Lim Guan Eng's own trajectory complicates this narrative further. Despite retaining formal DAP membership and serving as a de facto opposition figure within Penang's state assembly, he has engaged in sustained conflict with current Chief Minister Chow Kon Yeow, his successor in that position. Their disagreements have grown so pronounced that Chow recently issued a public instruction for Lim to silence himself during legislative proceedings. This internal rupture within DAP's ranks creates structural vulnerability heading into forthcoming general elections, as the party's highest profile leaders conduct quasi-Opposition manoeuvres against their nominal allies.

The constraints loosening at higher administrative echelons intensify considerably. Former Prime Minister Tan Sri Muhyiddin Yassin exemplifies this intensification through his perpetual entanglement in power dynamics. Having originated within Umno's institutional framework before partnering with Tun Dr Mahathir Mohamad to establish Bersatu, subsequently joining Perikatan Nasional, he now finds himself embroiled in disputes with Perikatan's PAS partner. Meanwhile, PAS itself pursues reconciliation with Barisan Nasional—the coalition Muhyiddin once served—whose component parties advocate pardoning imprisoned Najib. These Byzantine alignments and realignments transform Malaysian political geography into a constantly shifting kaleidoscope where yesterday's allies become today's combatants.

Former Prime Minister Ismail Sabri, who assumed the premiership from Muhyiddin, participates actively in contemporary Johor electoral contests whilst maintaining nominal Umno affiliation without wielding federal-level authority. His situation illustrates how Malaysian political culture permits former premiers to remain enmeshed in governance without formally occupying executive positions, contrasting sharply with the British convention of graceful withdrawal.

The towering figure remaining is Tun Dr Mahathir Mohamad himself, who celebrated his 101st birthday recently and shows no inclination toward political disengagement. Mahathir represents the archetypal "Ex from Hell"—initially leading Barisan Nasional before orchestrating its overthrow, subsequently collaborating with DAP and PAS despite mutual ideological antagonism whilst simultaneously undermining these partnerships through covert action. His latest pronouncement, urging Malays to exclusively support Malay candidates whilst warning that supporting non-Malay politicians threatens Malay territorial rights, encapsulates his willingness to weaponise ethnicity and fear for political advantage. Mahathir's career demonstrates that Malaysian political culture reveres the consummate operative willing to betray former associates, shift ideological positions, and manipulate communal sentiments whenever such manoeuvres serve personal ambition.

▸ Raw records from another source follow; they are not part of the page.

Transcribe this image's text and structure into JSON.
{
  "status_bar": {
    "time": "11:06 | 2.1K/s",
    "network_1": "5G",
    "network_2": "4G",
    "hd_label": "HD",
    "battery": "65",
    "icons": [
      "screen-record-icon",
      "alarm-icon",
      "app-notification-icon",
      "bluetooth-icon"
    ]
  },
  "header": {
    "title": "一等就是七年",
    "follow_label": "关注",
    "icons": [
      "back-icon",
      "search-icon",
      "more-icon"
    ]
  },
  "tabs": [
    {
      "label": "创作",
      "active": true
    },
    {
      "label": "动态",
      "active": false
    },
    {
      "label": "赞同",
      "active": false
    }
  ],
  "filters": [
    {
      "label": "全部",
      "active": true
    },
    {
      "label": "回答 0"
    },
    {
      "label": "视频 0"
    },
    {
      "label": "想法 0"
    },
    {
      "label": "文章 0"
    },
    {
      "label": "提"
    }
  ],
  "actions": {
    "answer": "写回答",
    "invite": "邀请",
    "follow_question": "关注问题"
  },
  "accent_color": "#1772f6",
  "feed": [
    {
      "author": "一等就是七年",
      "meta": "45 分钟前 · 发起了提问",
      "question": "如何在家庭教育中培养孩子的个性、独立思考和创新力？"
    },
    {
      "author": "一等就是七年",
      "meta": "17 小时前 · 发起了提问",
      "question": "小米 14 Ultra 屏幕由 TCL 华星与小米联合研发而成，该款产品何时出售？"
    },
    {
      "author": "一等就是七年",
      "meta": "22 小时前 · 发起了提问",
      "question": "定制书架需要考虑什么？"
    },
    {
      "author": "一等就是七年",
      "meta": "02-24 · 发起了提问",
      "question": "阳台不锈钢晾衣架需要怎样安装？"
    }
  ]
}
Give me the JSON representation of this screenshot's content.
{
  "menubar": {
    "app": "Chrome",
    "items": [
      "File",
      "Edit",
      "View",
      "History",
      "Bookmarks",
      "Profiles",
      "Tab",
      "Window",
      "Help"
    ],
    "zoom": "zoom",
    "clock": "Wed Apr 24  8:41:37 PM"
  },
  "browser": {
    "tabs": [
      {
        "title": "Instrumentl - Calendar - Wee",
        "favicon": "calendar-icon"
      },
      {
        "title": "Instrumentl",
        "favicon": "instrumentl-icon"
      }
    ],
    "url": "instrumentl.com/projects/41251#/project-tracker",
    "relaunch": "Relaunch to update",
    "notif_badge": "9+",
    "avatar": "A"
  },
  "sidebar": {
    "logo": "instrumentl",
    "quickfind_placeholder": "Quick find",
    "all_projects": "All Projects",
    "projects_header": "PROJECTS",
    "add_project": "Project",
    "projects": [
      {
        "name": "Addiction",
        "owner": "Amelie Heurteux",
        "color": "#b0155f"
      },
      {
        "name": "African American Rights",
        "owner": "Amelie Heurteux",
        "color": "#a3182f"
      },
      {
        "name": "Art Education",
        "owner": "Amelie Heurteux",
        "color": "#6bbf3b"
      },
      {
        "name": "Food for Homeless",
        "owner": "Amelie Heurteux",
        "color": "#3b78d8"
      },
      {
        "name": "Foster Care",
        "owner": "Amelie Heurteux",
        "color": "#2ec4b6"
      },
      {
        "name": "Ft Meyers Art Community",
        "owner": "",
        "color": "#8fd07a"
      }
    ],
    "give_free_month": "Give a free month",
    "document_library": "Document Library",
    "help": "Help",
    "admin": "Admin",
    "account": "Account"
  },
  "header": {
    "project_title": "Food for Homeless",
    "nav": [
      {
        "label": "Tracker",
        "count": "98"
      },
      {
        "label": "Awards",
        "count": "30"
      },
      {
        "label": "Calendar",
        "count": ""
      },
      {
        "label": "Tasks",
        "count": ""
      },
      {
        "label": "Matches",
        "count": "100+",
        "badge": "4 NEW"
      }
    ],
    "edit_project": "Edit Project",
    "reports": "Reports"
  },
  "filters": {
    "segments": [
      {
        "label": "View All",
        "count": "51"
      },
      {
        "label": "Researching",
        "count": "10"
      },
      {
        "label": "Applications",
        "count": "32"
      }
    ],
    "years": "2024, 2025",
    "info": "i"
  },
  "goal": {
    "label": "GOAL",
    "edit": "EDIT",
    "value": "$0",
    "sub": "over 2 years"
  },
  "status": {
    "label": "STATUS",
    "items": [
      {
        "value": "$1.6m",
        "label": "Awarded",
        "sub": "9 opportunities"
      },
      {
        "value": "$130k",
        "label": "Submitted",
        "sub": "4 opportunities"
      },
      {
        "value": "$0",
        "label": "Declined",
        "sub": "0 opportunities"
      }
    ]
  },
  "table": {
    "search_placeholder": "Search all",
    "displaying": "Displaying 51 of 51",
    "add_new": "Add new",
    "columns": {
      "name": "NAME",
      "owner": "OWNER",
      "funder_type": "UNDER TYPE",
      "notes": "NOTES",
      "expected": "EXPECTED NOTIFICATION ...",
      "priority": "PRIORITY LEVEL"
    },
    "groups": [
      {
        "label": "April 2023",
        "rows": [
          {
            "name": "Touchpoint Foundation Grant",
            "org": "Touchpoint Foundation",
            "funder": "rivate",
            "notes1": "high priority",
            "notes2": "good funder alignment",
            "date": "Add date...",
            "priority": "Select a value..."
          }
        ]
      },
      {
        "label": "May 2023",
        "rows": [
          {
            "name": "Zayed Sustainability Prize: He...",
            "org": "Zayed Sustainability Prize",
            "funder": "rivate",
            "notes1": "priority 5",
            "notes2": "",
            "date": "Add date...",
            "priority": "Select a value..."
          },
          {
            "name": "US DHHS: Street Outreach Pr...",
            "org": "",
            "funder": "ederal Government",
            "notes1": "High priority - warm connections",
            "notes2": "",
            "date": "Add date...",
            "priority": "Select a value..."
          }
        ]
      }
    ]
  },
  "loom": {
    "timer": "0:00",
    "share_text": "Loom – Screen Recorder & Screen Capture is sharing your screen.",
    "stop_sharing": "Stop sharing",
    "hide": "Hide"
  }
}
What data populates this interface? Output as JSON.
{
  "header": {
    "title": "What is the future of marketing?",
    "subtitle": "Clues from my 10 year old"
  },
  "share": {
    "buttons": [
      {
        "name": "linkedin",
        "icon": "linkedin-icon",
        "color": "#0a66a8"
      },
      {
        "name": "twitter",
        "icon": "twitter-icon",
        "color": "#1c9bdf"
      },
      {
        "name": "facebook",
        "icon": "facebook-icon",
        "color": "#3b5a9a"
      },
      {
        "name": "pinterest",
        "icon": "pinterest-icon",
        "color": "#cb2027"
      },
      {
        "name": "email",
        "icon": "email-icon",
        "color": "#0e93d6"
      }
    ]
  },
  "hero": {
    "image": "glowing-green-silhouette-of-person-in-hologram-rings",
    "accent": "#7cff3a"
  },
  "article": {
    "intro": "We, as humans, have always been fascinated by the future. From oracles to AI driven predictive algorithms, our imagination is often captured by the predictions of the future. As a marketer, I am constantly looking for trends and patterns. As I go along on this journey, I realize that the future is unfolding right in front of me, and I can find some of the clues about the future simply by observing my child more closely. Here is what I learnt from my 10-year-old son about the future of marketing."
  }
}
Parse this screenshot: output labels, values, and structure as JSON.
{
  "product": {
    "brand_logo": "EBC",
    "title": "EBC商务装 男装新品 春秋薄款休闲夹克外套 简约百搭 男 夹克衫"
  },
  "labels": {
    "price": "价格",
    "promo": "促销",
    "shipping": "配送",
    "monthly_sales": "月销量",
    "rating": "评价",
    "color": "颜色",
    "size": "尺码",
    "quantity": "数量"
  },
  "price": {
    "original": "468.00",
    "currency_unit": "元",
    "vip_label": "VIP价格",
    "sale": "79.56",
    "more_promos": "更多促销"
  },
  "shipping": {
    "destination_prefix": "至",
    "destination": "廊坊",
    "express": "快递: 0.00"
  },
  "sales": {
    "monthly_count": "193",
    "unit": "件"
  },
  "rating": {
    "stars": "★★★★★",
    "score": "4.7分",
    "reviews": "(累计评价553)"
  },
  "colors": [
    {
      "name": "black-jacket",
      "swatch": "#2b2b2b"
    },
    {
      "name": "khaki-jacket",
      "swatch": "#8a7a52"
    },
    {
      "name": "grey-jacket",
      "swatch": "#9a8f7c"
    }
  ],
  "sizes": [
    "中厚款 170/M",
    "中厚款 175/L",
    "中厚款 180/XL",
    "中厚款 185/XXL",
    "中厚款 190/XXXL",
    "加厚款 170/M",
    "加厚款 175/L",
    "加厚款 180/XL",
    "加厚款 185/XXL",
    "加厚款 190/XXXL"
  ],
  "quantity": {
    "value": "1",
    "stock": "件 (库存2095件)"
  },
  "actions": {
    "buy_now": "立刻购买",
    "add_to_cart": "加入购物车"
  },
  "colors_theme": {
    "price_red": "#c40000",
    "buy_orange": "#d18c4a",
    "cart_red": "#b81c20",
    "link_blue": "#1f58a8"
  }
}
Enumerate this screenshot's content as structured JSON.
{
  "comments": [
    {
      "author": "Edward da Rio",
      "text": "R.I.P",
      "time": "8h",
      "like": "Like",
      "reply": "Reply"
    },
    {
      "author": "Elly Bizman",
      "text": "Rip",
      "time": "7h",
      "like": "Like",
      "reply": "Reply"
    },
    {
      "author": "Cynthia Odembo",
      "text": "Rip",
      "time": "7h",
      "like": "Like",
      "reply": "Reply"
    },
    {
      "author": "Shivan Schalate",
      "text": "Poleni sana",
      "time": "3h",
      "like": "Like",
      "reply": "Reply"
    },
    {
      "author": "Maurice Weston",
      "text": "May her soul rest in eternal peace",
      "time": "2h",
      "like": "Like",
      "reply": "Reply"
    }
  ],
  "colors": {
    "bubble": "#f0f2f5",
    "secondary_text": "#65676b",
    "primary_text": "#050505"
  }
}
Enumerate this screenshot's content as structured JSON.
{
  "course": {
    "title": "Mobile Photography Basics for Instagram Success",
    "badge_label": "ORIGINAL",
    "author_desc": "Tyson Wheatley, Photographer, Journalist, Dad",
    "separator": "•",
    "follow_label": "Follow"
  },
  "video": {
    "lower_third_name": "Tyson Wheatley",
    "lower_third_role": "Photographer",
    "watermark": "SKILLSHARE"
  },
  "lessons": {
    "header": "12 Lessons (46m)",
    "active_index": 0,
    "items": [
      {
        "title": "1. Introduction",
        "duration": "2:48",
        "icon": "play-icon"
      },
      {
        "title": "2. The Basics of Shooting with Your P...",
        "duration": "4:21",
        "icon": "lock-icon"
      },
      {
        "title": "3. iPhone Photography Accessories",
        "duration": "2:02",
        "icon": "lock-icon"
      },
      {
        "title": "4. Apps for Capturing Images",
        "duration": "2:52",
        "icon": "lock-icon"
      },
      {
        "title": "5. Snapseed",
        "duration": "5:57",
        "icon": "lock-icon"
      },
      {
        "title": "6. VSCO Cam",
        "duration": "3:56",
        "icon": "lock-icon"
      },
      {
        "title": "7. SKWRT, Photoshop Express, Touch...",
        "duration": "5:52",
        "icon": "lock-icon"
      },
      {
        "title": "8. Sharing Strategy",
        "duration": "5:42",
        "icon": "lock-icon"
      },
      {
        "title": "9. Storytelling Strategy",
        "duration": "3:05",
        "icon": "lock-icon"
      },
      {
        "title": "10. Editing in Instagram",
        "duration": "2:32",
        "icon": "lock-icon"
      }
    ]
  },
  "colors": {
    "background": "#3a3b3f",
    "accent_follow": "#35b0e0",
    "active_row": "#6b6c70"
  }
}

The fundamental distinction between British and Malaysian political exit cultures reflects deeper structural differences in institutional maturity and democratic anchoring. Britain's tradition of graceful succession, where defeated leaders accept their relegation to advisory rather than executive roles, enables governmental continuity and ideological consistency. Malaysian politics, conversely, transforms electoral defeat into invitation for factional warfare, allowing discarded politicians to weaponise their institutional knowledge against predecessors. This pattern destabilises coalition governments, fragments party discipline, and subordinates policy coherence to personal vengeance. Until Malaysian political culture develops mechanisms encouraging defeated politicians toward dignified withdrawal rather than destructive comeback attempts, the nation's governance will remain hostage to the wounded ambitions of political exes unwilling to accept their sunset years.